Why can’t everything be moved to the cloud? Sometimes because apps are too archaic, like a COBOL-based DB2 database controlling inventory, he said. “There might be no analog for that in the public cloud, so you’d have to rewrite the software, and if that’s going to cost $5 million, it’s economically unfeasible.”

It’s not as though AWS and rival Microsoft Azure are ignoring this issue. AWS offers linkage products including Virtual Private Cloud (VPC), Virtual Private Gateway and Hardware Virtual Private Network. Dan Zelem, CTO of Johnson & Johnson, who spoke at re:Invent, has said his company has 120 applications running on VPC and plans to triple that number over the next year. Azure is offering an early version of Azure Stack, a limited tool intended to allow using the same services in the cloud and in data centers; and Operations Management Suite.

But still, “in essence, it’s ‘Bring your own solutions,'” Linthicum said. “You have to figure out how to make your traditional systems work with the stuff that’s in the public cloud.”

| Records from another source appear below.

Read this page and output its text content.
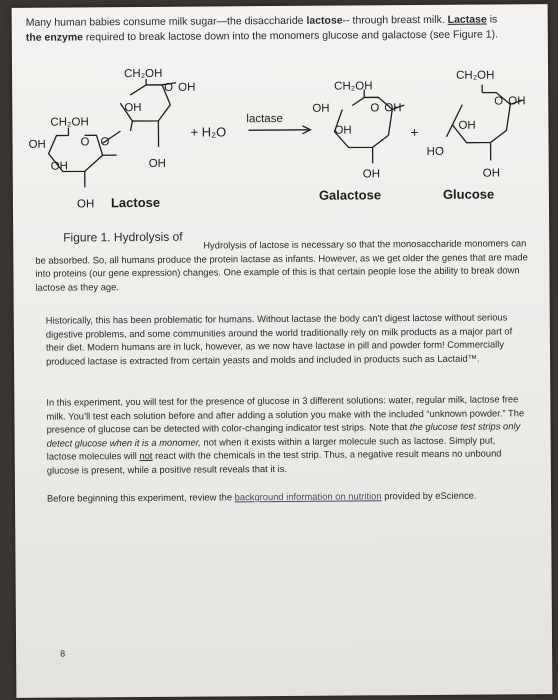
Many human babies consume milk sugar—the disaccharide lactose-- through breast milk. Lactase is
the enzyme required to break lactose down into the monomers glucose and galactose (see Figure 1).
CH₂OH
O OH
OH
CH₂OH
OH	O O
OH	OH
OH
+ H₂O
lactase
CH₂OH
OH	O OH
OH
OH
+
CH₂OH
O OH
OH
HO
OH
Lactose	Galactose	Glucose
Figure 1. Hydrolysis of	Hydrolysis of lactose is necessary so that the monosaccharide monomers can be absorbed. So, all humans produce the protein lactase as infants. However, as we get older the genes that are made into proteins (our gene expression) changes. One example of this is that certain people lose the ability to break down lactose as they age.
Historically, this has been problematic for humans. Without lactase the body can’t digest lactose without serious digestive problems, and some communities around the world traditionally rely on milk products as a major part of their diet. Modern humans are in luck, however, as we now have lactase in pill and powder form! Commercially produced lactase is extracted from certain yeasts and molds and included in products such as Lactaid™.
In this experiment, you will test for the presence of glucose in 3 different solutions: water, regular milk, lactose free milk. You’ll test each solution before and after adding a solution you make with the included “unknown powder.” The presence of glucose can be detected with color-changing indicator test strips. Note that the glucose test strips only detect glucose when it is a monomer, not when it exists within a larger molecule such as lactose. Simply put, lactose molecules will not react with the chemicals in the test strip. Thus, a negative result means no unbound glucose is present, while a positive result reveals that it is.
Before beginning this experiment, review the background information on nutrition provided by eScience.
8
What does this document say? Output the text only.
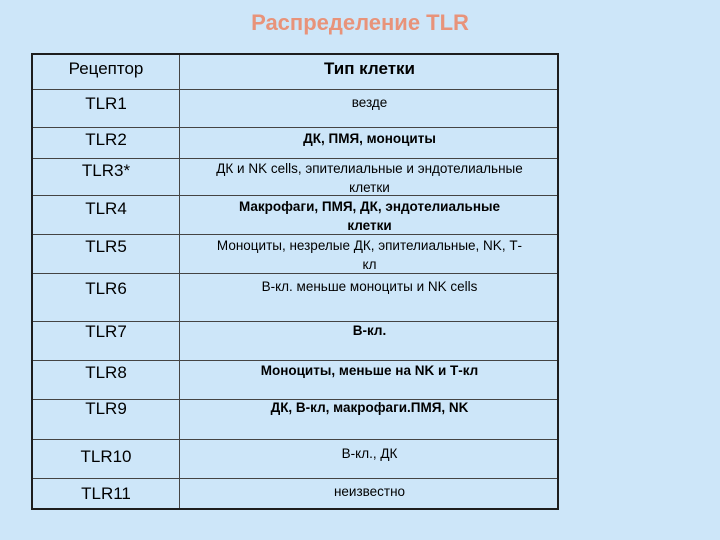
Распределение TLR
Рецептор	Тип клетки
TLR1	везде
TLR2	ДК, ПМЯ, моноциты
TLR3*	ДК и NK cells, эпителиальные и эндотелиальные
клетки
TLR4	Макрофаги, ПМЯ, ДК, эндотелиальные
клетки
TLR5	Моноциты, незрелые ДК, эпителиальные, NK, Т-
кл
TLR6	В-кл. меньше моноциты и NK cells
TLR7	В-кл.
TLR8	Моноциты, меньше на NK и Т-кл
TLR9	ДК, В-кл, макрофаги.ПМЯ, NK
TLR10	В-кл., ДК
TLR11	неизвестно
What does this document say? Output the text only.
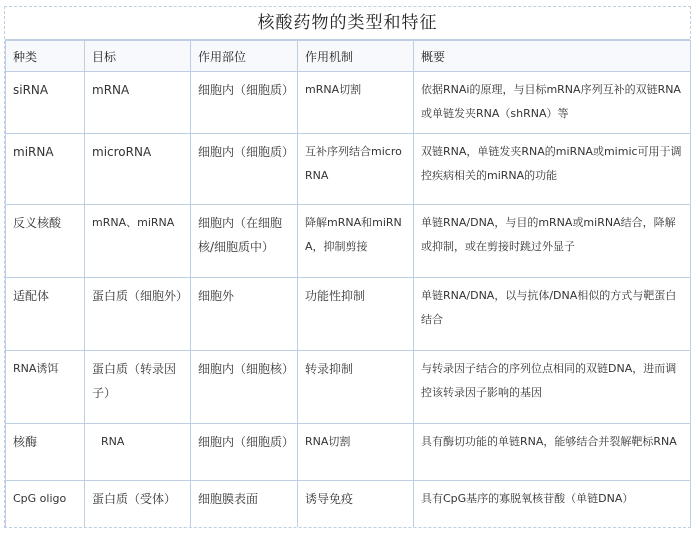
核酸药物的类型和特征
种类	目标	作用部位	作用机制	概要
siRNA	mRNA	细胞内（细胞质）	mRNA切割	依据RNAi的原理，与目标mRNA序列互补的双链RNA或单链发夹RNA（shRNA）等
miRNA	microRNA	细胞内（细胞质）	互补序列结合microRNA	双链RNA，单链发夹RNA的miRNA或mimic可用于调控疾病相关的miRNA的功能
反义核酸	mRNA、miRNA	细胞内（在细胞核/细胞质中）	降解mRNA和miRNA，抑制剪接	单链RNA/DNA，与目的mRNA或miRNA结合，降解或抑制，或在剪接时跳过外显子
适配体	蛋白质（细胞外）	细胞外	功能性抑制	单链RNA/DNA，以与抗体/DNA相似的方式与靶蛋白结合
RNA诱饵	蛋白质（转录因子）	细胞内（细胞核）	转录抑制	与转录因子结合的序列位点相同的双链DNA，进而调控该转录因子影响的基因
核酶	RNA	细胞内（细胞质）	RNA切割	具有酶切功能的单链RNA，能够结合并裂解靶标RNA
CpG oligo	蛋白质（受体）	细胞膜表面	诱导免疫	具有CpG基序的寡脱氧核苷酸（单链DNA）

Asked to compare which public cloud provider makes it simpler to do the public-cloud/data center straddle, Linthicum apologized for falling back on the consultant’s favorite phrase: “It depends.”

AWS “can work and play well with anything, because of all its features and functions and the huge number of companies that are in orbit around it providing services and technology that make it easier to play with traditional systems,” he said. “If you have an eclectic array of stuff, with mainframes and LAMP (Linux, Apache, MySQL, and PHP/Python/Perl) stacks and MySQL systems that have been around for years, then AWS is typically the path of least resistance.”

On the other hand, for a Microsoft shop heavily into .NET and SQL Server, then “Azure will be the course of least resistance.” And, of course, there are exceptions to those rules: “A lot of Microsoft shops work and play well with AWS, and AWS can run .NET stuff.”

As to third-place Google Cloud, “for now it’s typically not a one-stop shop like AWS and Azure, but it can be the cheapest way to buy storage or compute, or to combine them,” he said.

During its ten-year life, the cloud-computing marketplace has grown more complex and confusing, Linthicum said.

“We used to have ‘hybrid cloud,’ which usually referred to a combination of public and private cloud,” he said. “Now we’re not seeing private cloud at all” on consulting projects. “It hasn’t gotten the traction everyone expected, and it seems to be getting worse as AWS and Azure pump up their offerings.” The private cloud, exemplified by Open Stack and Eucalyptus, offers cloud-like services on user-owned hardware, and some see it as mainly an effort among hardware-makers to hold onto their revenue streams.

So Linthicum proposed a new term: “pragmatic hybrid cloud.” It meets NIST’s definition of hybrid cloud and acknowledges the straddle but also implies the decline of the private cloud for general purposes.

“Six years ago, it was ‘public, private, hybrid,’ and everyone memorized the definitions,” he said. “Now that we’re actually doing stuff, it’s morphing all over the place. It’s getting very complex out there.”